Kevin Page dismisses Privy Council’s Blueprint 2020 as ‘empty vessel’.
And the official government and bureaucratic view, predictably more rose-coloured:
Public servants waiting to see which vision for the bureaucracy will prevail in 2014
Lawrence Martin in the Globe takes a similarly hard-hitting approach, highlighting the relationship issue between the government and the public service. He goes too far in asserting the independence of the public service, given its role to serve the government of the day. Codifying a “moral contract” as suggested by Ralph Heintzman beyond the general understanding of “fearless advice and loyal implementation” is unlikely to happen, and would likely be too rigid. As always, finding the right balance is a challenge:
In the face of all the problems, top bureaucrat Wayne Wouters, Clerk of the Privy Council, has unveiled Blueprint 2020, a vision for a reformed world-class public service. Many such reform and modernization schemes have been tried in the past with scant results. This one, which follows a commendable consultation process within the service, is full of fine-sounding stuff like citizen engagement, smart use of new technologies and a whole-of-government approach to improve service delivery and value for money…

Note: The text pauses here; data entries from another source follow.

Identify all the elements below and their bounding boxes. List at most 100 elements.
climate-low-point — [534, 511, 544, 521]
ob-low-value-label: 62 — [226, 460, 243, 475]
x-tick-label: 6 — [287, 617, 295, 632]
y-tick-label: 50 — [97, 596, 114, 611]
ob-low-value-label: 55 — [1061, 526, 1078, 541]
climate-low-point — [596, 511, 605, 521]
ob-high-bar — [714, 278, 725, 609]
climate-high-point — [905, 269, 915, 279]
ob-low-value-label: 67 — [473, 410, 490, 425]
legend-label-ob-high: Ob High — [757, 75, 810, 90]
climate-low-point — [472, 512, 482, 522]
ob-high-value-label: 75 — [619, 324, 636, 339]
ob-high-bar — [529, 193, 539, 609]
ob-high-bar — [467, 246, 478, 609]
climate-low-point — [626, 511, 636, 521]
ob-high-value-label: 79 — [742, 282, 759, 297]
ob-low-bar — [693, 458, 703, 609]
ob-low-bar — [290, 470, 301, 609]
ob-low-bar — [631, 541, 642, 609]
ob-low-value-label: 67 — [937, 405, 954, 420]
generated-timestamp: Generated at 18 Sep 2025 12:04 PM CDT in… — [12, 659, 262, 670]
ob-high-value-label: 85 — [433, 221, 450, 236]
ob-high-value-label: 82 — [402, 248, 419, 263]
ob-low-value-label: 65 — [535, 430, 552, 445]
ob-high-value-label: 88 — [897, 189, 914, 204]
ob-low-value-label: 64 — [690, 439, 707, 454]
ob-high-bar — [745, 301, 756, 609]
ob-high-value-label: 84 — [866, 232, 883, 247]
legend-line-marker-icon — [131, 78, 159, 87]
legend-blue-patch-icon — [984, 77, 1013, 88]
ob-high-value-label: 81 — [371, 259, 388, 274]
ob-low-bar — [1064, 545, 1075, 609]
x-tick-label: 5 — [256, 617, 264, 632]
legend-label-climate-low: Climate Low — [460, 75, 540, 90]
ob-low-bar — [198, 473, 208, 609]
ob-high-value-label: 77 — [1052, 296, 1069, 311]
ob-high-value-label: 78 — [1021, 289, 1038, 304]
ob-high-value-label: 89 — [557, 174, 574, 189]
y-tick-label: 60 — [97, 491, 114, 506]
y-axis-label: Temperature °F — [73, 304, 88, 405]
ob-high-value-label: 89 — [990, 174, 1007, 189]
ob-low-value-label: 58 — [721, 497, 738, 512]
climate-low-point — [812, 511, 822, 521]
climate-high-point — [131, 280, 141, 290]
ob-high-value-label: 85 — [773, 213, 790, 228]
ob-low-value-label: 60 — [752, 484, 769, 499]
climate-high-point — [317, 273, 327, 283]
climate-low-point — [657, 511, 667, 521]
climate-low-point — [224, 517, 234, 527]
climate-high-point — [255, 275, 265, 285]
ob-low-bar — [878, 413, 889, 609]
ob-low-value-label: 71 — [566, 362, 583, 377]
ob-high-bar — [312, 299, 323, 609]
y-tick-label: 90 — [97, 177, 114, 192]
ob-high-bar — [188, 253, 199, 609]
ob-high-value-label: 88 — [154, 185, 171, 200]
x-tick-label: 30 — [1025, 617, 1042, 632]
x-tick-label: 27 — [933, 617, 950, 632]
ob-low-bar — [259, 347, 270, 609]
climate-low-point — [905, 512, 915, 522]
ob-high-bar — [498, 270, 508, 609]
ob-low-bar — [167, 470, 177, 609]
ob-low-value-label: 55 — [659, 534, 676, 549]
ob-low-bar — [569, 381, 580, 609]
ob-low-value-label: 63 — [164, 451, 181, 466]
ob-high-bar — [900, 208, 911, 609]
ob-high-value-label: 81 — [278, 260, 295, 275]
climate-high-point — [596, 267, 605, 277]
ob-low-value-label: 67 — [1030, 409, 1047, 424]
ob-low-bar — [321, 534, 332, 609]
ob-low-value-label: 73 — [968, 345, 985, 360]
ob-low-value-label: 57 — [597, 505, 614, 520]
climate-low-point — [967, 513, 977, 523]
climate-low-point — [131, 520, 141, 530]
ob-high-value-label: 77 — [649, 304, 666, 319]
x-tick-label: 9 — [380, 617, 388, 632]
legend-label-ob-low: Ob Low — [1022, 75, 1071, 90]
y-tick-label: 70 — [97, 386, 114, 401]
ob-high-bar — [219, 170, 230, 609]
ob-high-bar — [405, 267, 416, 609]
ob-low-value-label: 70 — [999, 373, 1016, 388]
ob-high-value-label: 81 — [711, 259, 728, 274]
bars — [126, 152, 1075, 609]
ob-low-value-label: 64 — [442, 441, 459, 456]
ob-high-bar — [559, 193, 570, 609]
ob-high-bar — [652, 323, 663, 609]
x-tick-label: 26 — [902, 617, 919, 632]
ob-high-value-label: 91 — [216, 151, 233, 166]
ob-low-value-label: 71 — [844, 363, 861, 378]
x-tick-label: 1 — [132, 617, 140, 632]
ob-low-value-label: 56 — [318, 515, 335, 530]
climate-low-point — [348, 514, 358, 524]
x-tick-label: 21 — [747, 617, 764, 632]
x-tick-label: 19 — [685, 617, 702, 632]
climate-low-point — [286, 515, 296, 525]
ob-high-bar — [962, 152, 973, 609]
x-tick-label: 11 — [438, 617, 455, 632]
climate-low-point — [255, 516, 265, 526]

But not much in Mr. Wouters’s plan appears aimed at restoring the degree of independence the public service has traditionally exercised. Its politicization, a most serious example being that of the Privy Council Office, must be stopped. The public service should be accountable not only to the executive branch but also to Parliament. On the latter, says Mr. Page, it has dropped the ball, at the price of a loss in public trust.
Meaningful reform would entail something like what’s been proposed by former Treasury Board executive Ralph Heintzman. What is needed, he says, is a “moral contract,” a charter that sets well-defined boundaries between ministers, public servants and Parliament.
Time to renew Canada’s cowed, bloated bureaucracy
In fairness to all, the challenge in any such PS renewal initiative is high, there are no formal evaluations of previous efforts at PS renewal that I am aware (some informal reflections, however), the fundamental limits of what can be done given bureaucratic and political heirarchies (government works top down, not bottom up), not to mention the particular context of the current government-public service relations.